Gwinnett County and its cities are considering a new 1 percent energy excise tax on manufacturers to offset money lost from a tax break approved by the legislature earlier this year.
State lawmakers eliminated most sales taxes on energy used by manufacturers to make Georgia more appealing to prospective companies. The tax break will be phased in over four years beginning in 2013.
Advocates say the tax break will create manufacturing jobs. But it also will cost state and local governments millions of dollars in lost revenue at a time when budgets are already tight.
Lawmakers allowed local governments to offset the loss of the sales tax revenue by imposing a new energy excise tax on manufacturers. Local officials across the state now must decide whether to impose the new tax.
Cobb County officials already have decided against it. DeKalb and Fulton officials haven’t made a decision. Gwinnett officials must decide in the next few weeks whether to impose a new 1 percent energy excise tax beginning next year.
“(Gwinnett County is) crazy if they don’t,” Dacula Mayor Jimmy Wilbanks said after a briefing on the issue Tuesday. “And every city would be crazy not to join in.”
Manufacturers hope they won’t. Roy Bowen, president of the Georgia Association of Manufacturers, said counties that impose the new tax will be at a competitive disadvantage when it comes to attracting jobs.
“You might as well put out a sign that says, `business not welcome,’” Bowen said.
The tax break and offsetting tax increase would not affect most Gwinnett taxpayers, who will continue to pay a 6 percent sales tax – 4 percent to the state, 1 percent to local schools and 1 percent for road construction and other capital projects that is split among the county and its cities.
But under the new state law, Gwinnett manufacturers would see their sales tax on energy use fall from 6 percent to 1 percent. They would still pay the tax for local schools. Tax rates for manufacturers elsewhere in Georgia would depend on existing local sales tax rates in those jurisdictions.
The state Department of Audits and Accounts estimated the tax break would cost state government $18 million next year and $94.3 million in 2015. It did not estimate the cost to local governments collecting sales taxes.
Gwinnett County Commission Chairwoman Charlotte Nash said she doesn’t know how many county manufacturers would be affected and how much revenue local governments in Gwinnett would lose.
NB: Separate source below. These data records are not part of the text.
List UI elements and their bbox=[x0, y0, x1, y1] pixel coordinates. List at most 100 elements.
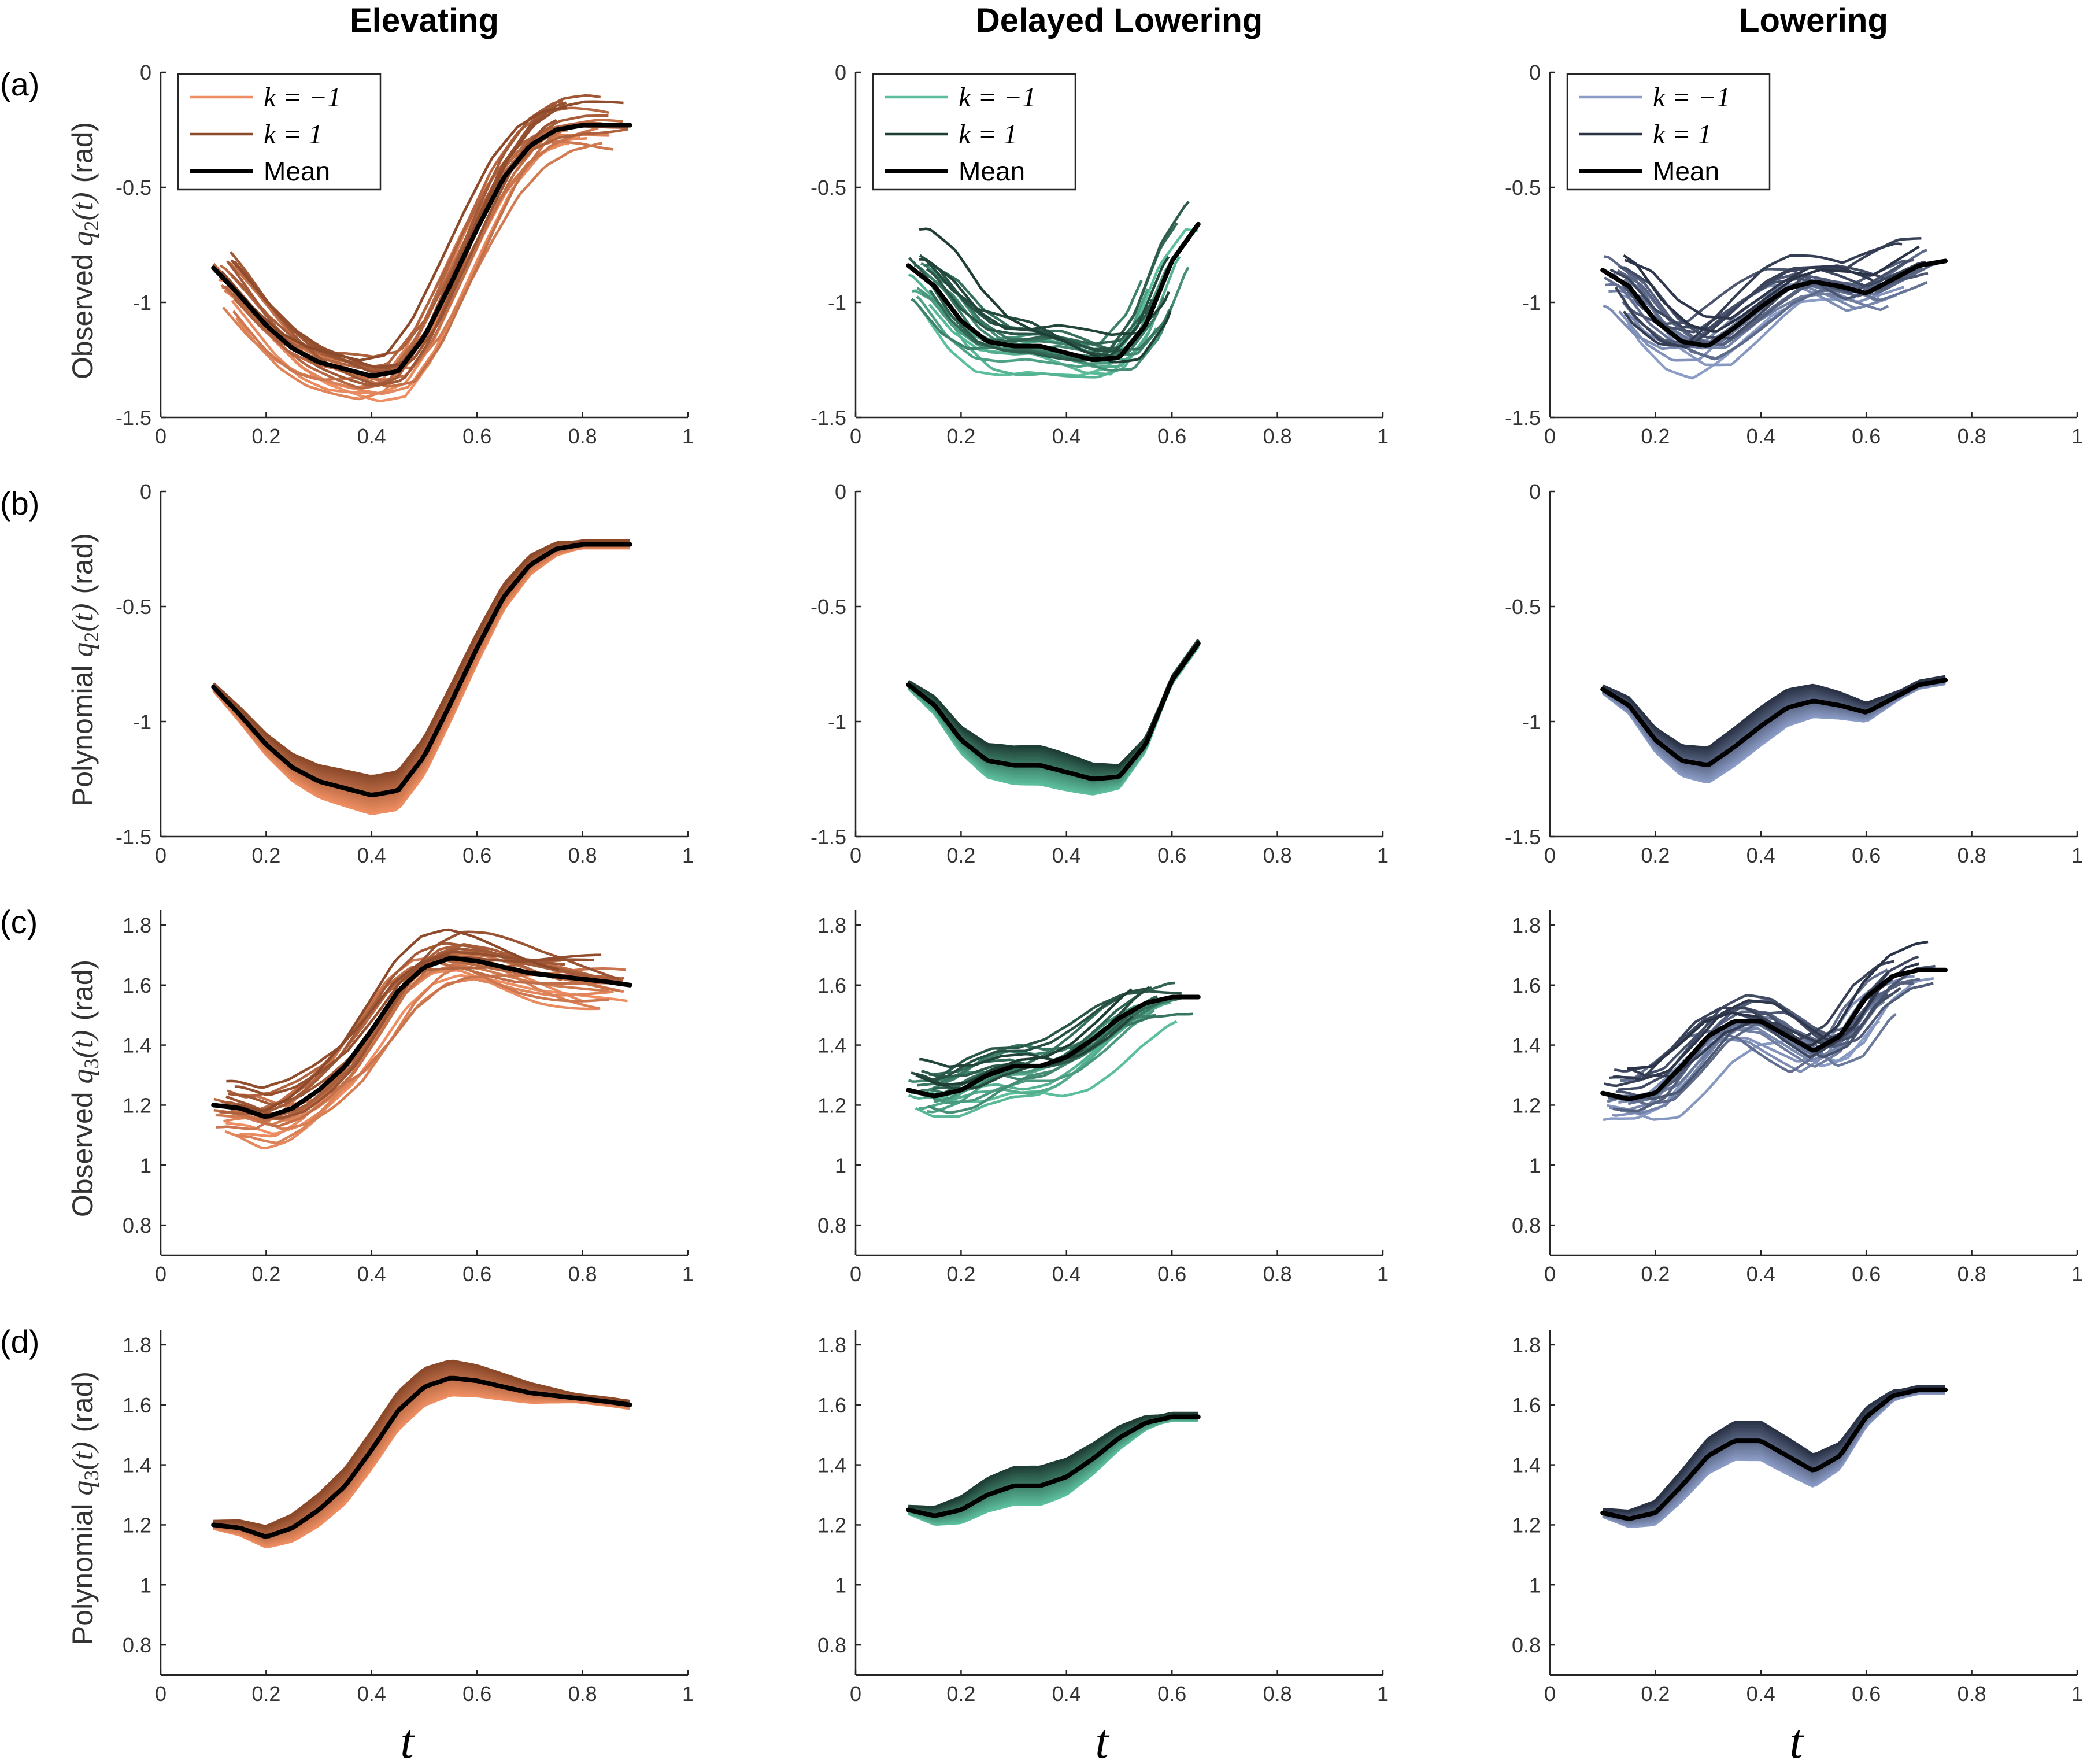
x-tick-label: 0 bbox=[850, 844, 861, 867]
y-tick-label: 1 bbox=[1529, 1573, 1541, 1597]
x-tick-label: 0 bbox=[850, 1682, 861, 1706]
trajectory-line bbox=[930, 986, 1152, 1083]
x-tick-label: 1 bbox=[682, 424, 694, 448]
x-tick-label: 0 bbox=[155, 1682, 166, 1706]
curve-group bbox=[1600, 675, 1948, 783]
trajectory-line bbox=[213, 1359, 631, 1528]
ylabel-sub: 3 bbox=[80, 1059, 103, 1069]
y-tick-label: 0 bbox=[140, 61, 151, 84]
mean-line bbox=[906, 641, 1201, 782]
trajectory-line bbox=[907, 639, 1200, 770]
ylabel-arg: (t) bbox=[66, 604, 99, 632]
x-tick-label: 0.2 bbox=[1641, 424, 1670, 448]
y-tick-label: 1.4 bbox=[1512, 1034, 1541, 1057]
x-tick-label: 0 bbox=[850, 1262, 861, 1286]
legend: k = −1 k = 1 Mean bbox=[1566, 73, 1771, 191]
panel-b-1: 0 0.2 0.4 0.6 0.8 1 -1.5 -1 -0.5 0 bbox=[811, 480, 1389, 867]
y-tick-label: 1.2 bbox=[123, 1513, 151, 1537]
x-tick-label: 0.8 bbox=[1263, 844, 1292, 867]
x-tick-label: 1 bbox=[1377, 844, 1389, 867]
column-title-1: Delayed Lowering bbox=[976, 2, 1263, 39]
x-tick-label: 0.4 bbox=[357, 424, 386, 448]
y-tick-label: 0 bbox=[1529, 480, 1541, 504]
y-tick-label: 1.8 bbox=[817, 1333, 846, 1357]
y-tick-label: 1 bbox=[1529, 1153, 1541, 1177]
trajectory-line bbox=[908, 1411, 1198, 1508]
panel-c-0: 0 0.2 0.4 0.6 0.8 1 0.8 1 1.2 1.4 1.6 1.8 bbox=[123, 910, 694, 1286]
trajectory-line bbox=[1604, 960, 1895, 1088]
x-tick-label: 0.6 bbox=[1852, 1262, 1881, 1286]
panel-a-0: 0 0.2 0.4 0.6 0.8 1 -1.5 -1 -0.5 0 k = −1 k = 1 Mean bbox=[116, 61, 694, 448]
trajectory-line bbox=[213, 1386, 631, 1544]
row-label-2: (c) bbox=[0, 904, 38, 940]
legend-entry: Mean bbox=[264, 156, 330, 186]
trajectory-line bbox=[1624, 258, 1874, 320]
ylabel-unit: (rad) bbox=[66, 960, 99, 1021]
curve-group bbox=[211, 1359, 632, 1549]
y-tick-label: 1 bbox=[140, 1153, 151, 1177]
x-tick-label: 0.2 bbox=[1641, 844, 1670, 867]
row-label-3: (d) bbox=[0, 1323, 39, 1360]
x-tick-label: 0.6 bbox=[1157, 424, 1186, 448]
ylabel-sub: 3 bbox=[80, 1470, 103, 1481]
y-tick-label: -1 bbox=[828, 710, 846, 734]
trajectory-line bbox=[225, 930, 620, 1119]
mean-line bbox=[211, 956, 632, 1119]
panel-c-1: 0 0.2 0.4 0.6 0.8 1 0.8 1 1.2 1.4 1.6 1.8 bbox=[817, 910, 1389, 1286]
ylabel-unit: (rad) bbox=[66, 122, 99, 183]
panel-d-0: 0 0.2 0.4 0.6 0.8 1 0.8 1 1.2 1.4 1.6 1.8 bbox=[123, 1330, 694, 1706]
x-tick-label: 0.8 bbox=[568, 424, 597, 448]
trajectory-line bbox=[908, 638, 1200, 767]
x-tick-label: 0 bbox=[1544, 844, 1556, 867]
ylabel-word: Observed bbox=[66, 1084, 99, 1218]
mean-line bbox=[1600, 967, 1948, 1101]
x-tick-label: 0.2 bbox=[946, 844, 975, 867]
panel-d-2: 0 0.2 0.4 0.6 0.8 1 0.8 1 1.2 1.4 1.6 1.8 bbox=[1512, 1330, 2083, 1706]
y-tick-label: -0.5 bbox=[1505, 176, 1541, 199]
x-tick-label: 0.4 bbox=[1052, 844, 1081, 867]
svg-text:Polynomial q3(t)(rad): Polynomial q3(t) (rad) bbox=[66, 1371, 103, 1645]
x-tick-label: 0 bbox=[850, 424, 861, 448]
y-tick-label: 1 bbox=[140, 1573, 151, 1597]
trajectory-line bbox=[919, 258, 1170, 336]
curve-group bbox=[1600, 940, 1948, 1122]
y-tick-label: 1.2 bbox=[1512, 1513, 1541, 1537]
trajectory-line bbox=[926, 268, 1153, 351]
x-tick-label: 0.8 bbox=[568, 844, 597, 867]
x-tick-label: 0.6 bbox=[1157, 1262, 1186, 1286]
legend-entry: Mean bbox=[1653, 156, 1719, 186]
x-tick-label: 0.4 bbox=[1746, 424, 1775, 448]
x-tick-label: 0.6 bbox=[1157, 844, 1186, 867]
y-tick-label: -1.5 bbox=[1505, 406, 1541, 430]
x-tick-label: 0.6 bbox=[1852, 1682, 1881, 1706]
y-tick-label: 0.8 bbox=[1512, 1214, 1541, 1237]
svg-text:Observed q2(t)(rad): Observed q2(t) (rad) bbox=[66, 122, 103, 379]
legend: k = −1 k = 1 Mean bbox=[872, 73, 1076, 191]
x-tick-label: 1 bbox=[2071, 1262, 2083, 1286]
trajectory-line bbox=[919, 227, 1172, 364]
x-tick-label: 0.2 bbox=[251, 1682, 280, 1706]
x-tick-label: 0.4 bbox=[1746, 844, 1775, 867]
ylabel-sub: 2 bbox=[80, 632, 103, 642]
y-tick-label: 0.8 bbox=[123, 1633, 151, 1657]
x-tick-label: 1 bbox=[1377, 424, 1389, 448]
x-tick-label: 0.6 bbox=[462, 1262, 491, 1286]
x-tick-label: 0 bbox=[1544, 1682, 1556, 1706]
x-tick-label: 0.4 bbox=[1052, 1262, 1081, 1286]
x-tick-label: 0.8 bbox=[1958, 424, 1986, 448]
x-tick-label: 0 bbox=[1544, 424, 1556, 448]
y-tick-label: 1.2 bbox=[817, 1093, 846, 1117]
ylabel-var: q bbox=[66, 642, 99, 657]
x-tick-label: 0.2 bbox=[1641, 1262, 1670, 1286]
curve-group bbox=[1600, 1385, 1948, 1528]
panel-d-1: 0 0.2 0.4 0.6 0.8 1 0.8 1 1.2 1.4 1.6 1.8 bbox=[817, 1330, 1389, 1706]
curve-group bbox=[211, 928, 632, 1150]
x-tick-label: 1 bbox=[682, 1682, 694, 1706]
y-tick-label: 0 bbox=[1529, 61, 1541, 84]
x-tick-label: 0.4 bbox=[1746, 1262, 1775, 1286]
x-tick-label: 0.4 bbox=[357, 1262, 386, 1286]
trajectory-line bbox=[212, 539, 630, 778]
y-tick-label: 1.6 bbox=[1512, 974, 1541, 997]
curve-group bbox=[211, 539, 632, 815]
trajectory-line bbox=[1612, 962, 1919, 1081]
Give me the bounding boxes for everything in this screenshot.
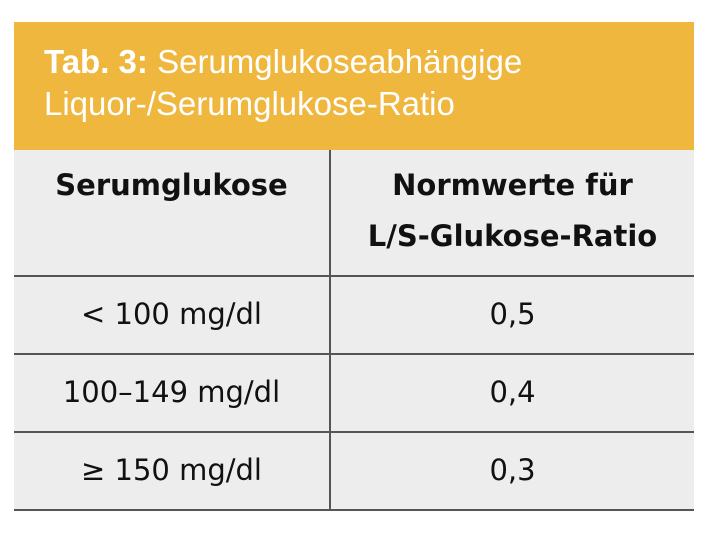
row-divider xyxy=(14,431,694,433)
table-cell: ≥ 150 mg/dl xyxy=(81,453,262,487)
table-label: Tab. 3: xyxy=(44,43,148,80)
table-body xyxy=(14,150,694,510)
row-divider xyxy=(14,509,694,511)
column-header-line: Normwerte für xyxy=(392,168,633,202)
column-header: Normwerte für L/S-Glukose-Ratio xyxy=(331,160,694,262)
table-cell: < 100 mg/dl xyxy=(81,297,262,331)
row-divider xyxy=(14,275,694,277)
title-line: Liquor-/Serumglukose-Ratio xyxy=(44,85,455,122)
table-cell: 100–149 mg/dl xyxy=(62,375,281,409)
row-divider xyxy=(14,353,694,355)
title-text: Serumglukoseabhängige xyxy=(157,43,523,80)
table-header-band: Tab. 3: Serumglukoseabhängige Liquor-/Se… xyxy=(14,22,694,150)
table-cell: 0,4 xyxy=(489,375,536,409)
column-header: Serumglukose xyxy=(55,168,288,202)
title-line: Tab. 3: Serumglukoseabhängige xyxy=(44,42,522,82)
column-header-line: L/S-Glukose-Ratio xyxy=(367,219,658,253)
column-divider xyxy=(329,150,331,510)
table-cell: 0,3 xyxy=(489,453,536,487)
table-cell: 0,5 xyxy=(489,297,536,331)
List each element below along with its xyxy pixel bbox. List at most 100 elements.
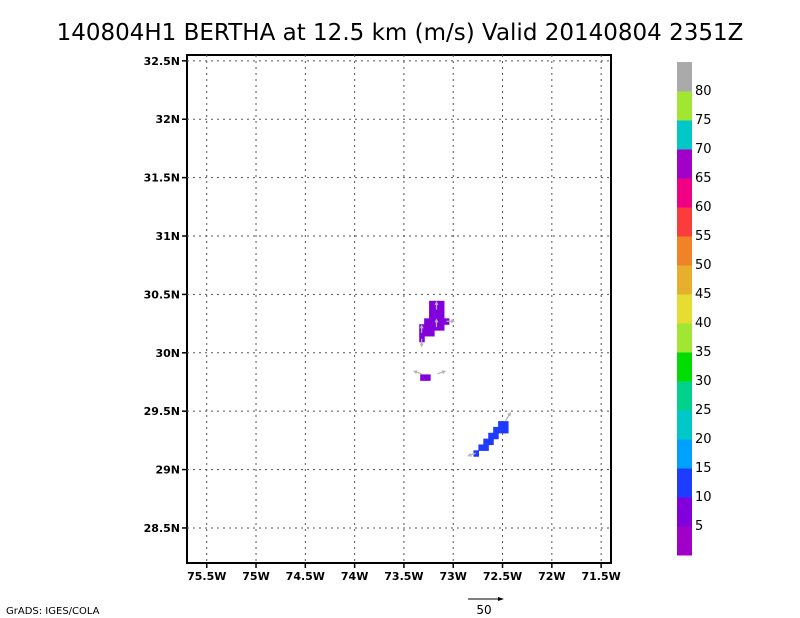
colorbar-bin <box>677 526 692 556</box>
wind-vector-arrowhead <box>441 370 447 375</box>
colorbar-bin <box>677 62 692 92</box>
x-tick-label: 72.5W <box>483 570 522 583</box>
colorbar-bin <box>677 236 692 266</box>
plot-area: 75.5W 75W 74.5W 74W 73.5W 73W 72.5W 72W 71.5W 28… <box>144 54 621 583</box>
colorbar-bin <box>677 497 692 527</box>
wind-speed-cell <box>438 300 445 308</box>
colorbar-label: 10 <box>695 490 712 505</box>
wind-vector-arrowhead <box>413 370 418 375</box>
wind-speed-cell <box>503 421 509 428</box>
wind-speed-cell <box>429 330 435 337</box>
colorbar-label: 55 <box>695 229 712 244</box>
reference-vector-arrowhead <box>498 597 504 601</box>
x-tick-label: 75W <box>242 570 269 583</box>
colorbar-label: 80 <box>695 84 712 99</box>
colorbar-bin <box>677 207 692 237</box>
wind-speed-cell <box>493 426 499 434</box>
wind-speed-cell <box>434 324 440 331</box>
wind-vector-arrowhead <box>434 318 439 323</box>
colorbar-bin <box>677 120 692 150</box>
colorbar-bin <box>677 149 692 179</box>
colorbar-label: 45 <box>695 287 712 302</box>
wind-speed-cell <box>493 432 499 440</box>
wind-vector-arrowhead <box>467 452 472 457</box>
colorbar-label: 25 <box>695 403 712 418</box>
colorbar-bin <box>677 352 692 382</box>
colorbar-label: 5 <box>695 519 703 534</box>
wind-speed-cell <box>434 312 440 319</box>
wind-speed-cell <box>419 330 425 337</box>
wind-vectors <box>413 300 512 457</box>
wind-speed-cell <box>503 426 509 434</box>
colorbar-bin <box>677 265 692 295</box>
y-tick-label: 32N <box>155 113 180 126</box>
wind-speed-cell <box>424 324 430 331</box>
x-tick-label: 72W <box>538 570 565 583</box>
colorbar-label: 65 <box>695 171 712 186</box>
colorbar-bin <box>677 439 692 469</box>
wind-speed-cell <box>425 374 431 381</box>
y-tick-label: 29N <box>155 464 180 477</box>
reference-vector-label: 50 <box>476 603 491 617</box>
wind-speed-cell <box>424 318 430 325</box>
wind-speed-cell <box>429 306 435 314</box>
wind-speed-cell <box>488 438 494 446</box>
wind-speed-cell <box>488 432 494 440</box>
y-axis-ticks: 28.5N 29N 29.5N 30N 30.5N 31N 31.5N 32N 32.5N <box>144 55 187 535</box>
colorbar-bin <box>677 178 692 208</box>
wind-speed-cell <box>438 306 445 314</box>
wind-vector-arrowhead <box>451 319 456 324</box>
y-tick-label: 30.5N <box>144 288 180 301</box>
wind-vector-arrowhead <box>419 324 424 329</box>
chart-title: 140804H1 BERTHA at 12.5 km (m/s) Valid 2… <box>57 20 744 46</box>
grid-lines <box>187 55 611 563</box>
colorbar-bin <box>677 294 692 324</box>
colorbar-label: 20 <box>695 432 712 447</box>
wind-speed-cell <box>483 438 489 446</box>
wind-speed-cell <box>498 426 504 434</box>
x-tick-label: 71.5W <box>581 570 620 583</box>
wind-speed-cell <box>473 450 479 457</box>
colorbar-label: 75 <box>695 113 712 128</box>
colorbar-label: 35 <box>695 345 712 360</box>
y-tick-label: 31.5N <box>144 172 180 185</box>
wind-speed-cell <box>429 318 435 325</box>
wind-speed-cell <box>483 444 489 451</box>
colorbar-label: 50 <box>695 258 712 273</box>
wind-vector-arrowhead <box>434 300 439 305</box>
y-tick-label: 30N <box>155 347 180 360</box>
wind-speed-cell <box>429 300 435 308</box>
x-tick-label: 73W <box>440 570 467 583</box>
wind-speed-cell <box>478 444 484 451</box>
colorbar: 5 10 15 20 25 30 35 40 45 50 55 60 65 70 75 80 <box>677 62 712 556</box>
wind-speed-cell <box>498 421 504 428</box>
y-tick-label: 28.5N <box>144 522 180 535</box>
wind-speed-cell <box>438 318 445 325</box>
colorbar-bin <box>677 410 692 440</box>
x-tick-label: 75.5W <box>187 570 226 583</box>
y-tick-label: 32.5N <box>144 55 180 68</box>
wind-speed-cell <box>429 312 435 319</box>
colorbar-bin <box>677 91 692 121</box>
x-tick-label: 74W <box>341 570 368 583</box>
colorbar-label: 40 <box>695 316 712 331</box>
grads-credit: GrADS: IGES/COLA <box>6 606 100 617</box>
colorbar-label: 15 <box>695 461 712 476</box>
y-tick-label: 29.5N <box>144 405 180 418</box>
wind-speed-cell <box>434 306 440 314</box>
colorbar-label: 60 <box>695 200 712 215</box>
colorbar-label: 30 <box>695 374 712 389</box>
x-axis-ticks: 75.5W 75W 74.5W 74W 73.5W 73W 72.5W 72W 71.5W <box>187 563 621 583</box>
colorbar-bin <box>677 468 692 498</box>
colorbar-label: 70 <box>695 142 712 157</box>
wind-vector-arrowhead <box>507 412 512 417</box>
x-tick-label: 73.5W <box>384 570 423 583</box>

“Is it $2 million or $10 million?” she told local government officials at Tuesday’s briefing. “We could probably absorb $500,000. But $2 million starts sounding like real money.”
Lawmakers gave local governments the option of offsetting the tax break by imposing a new tax on energy used by manufacturers. Like the tax break, the new tax would be phased in over four years. Gwinnett County officials say it would replace revenue lost to the sales tax break and would not generate more revenue.
Even if local governments in Gwinnett impose the new tax, manufacturers would still see their tax rate on energy use fall from 6 percent to 2 percent. But Bowen predicted counties that impose the tax will have a harder time attracting jobs than those that don’t impose it. He thinks local governments should wait and see how much revenue they lose before imposing it.
“The risk is far greater than any potential revenue reward,” he said.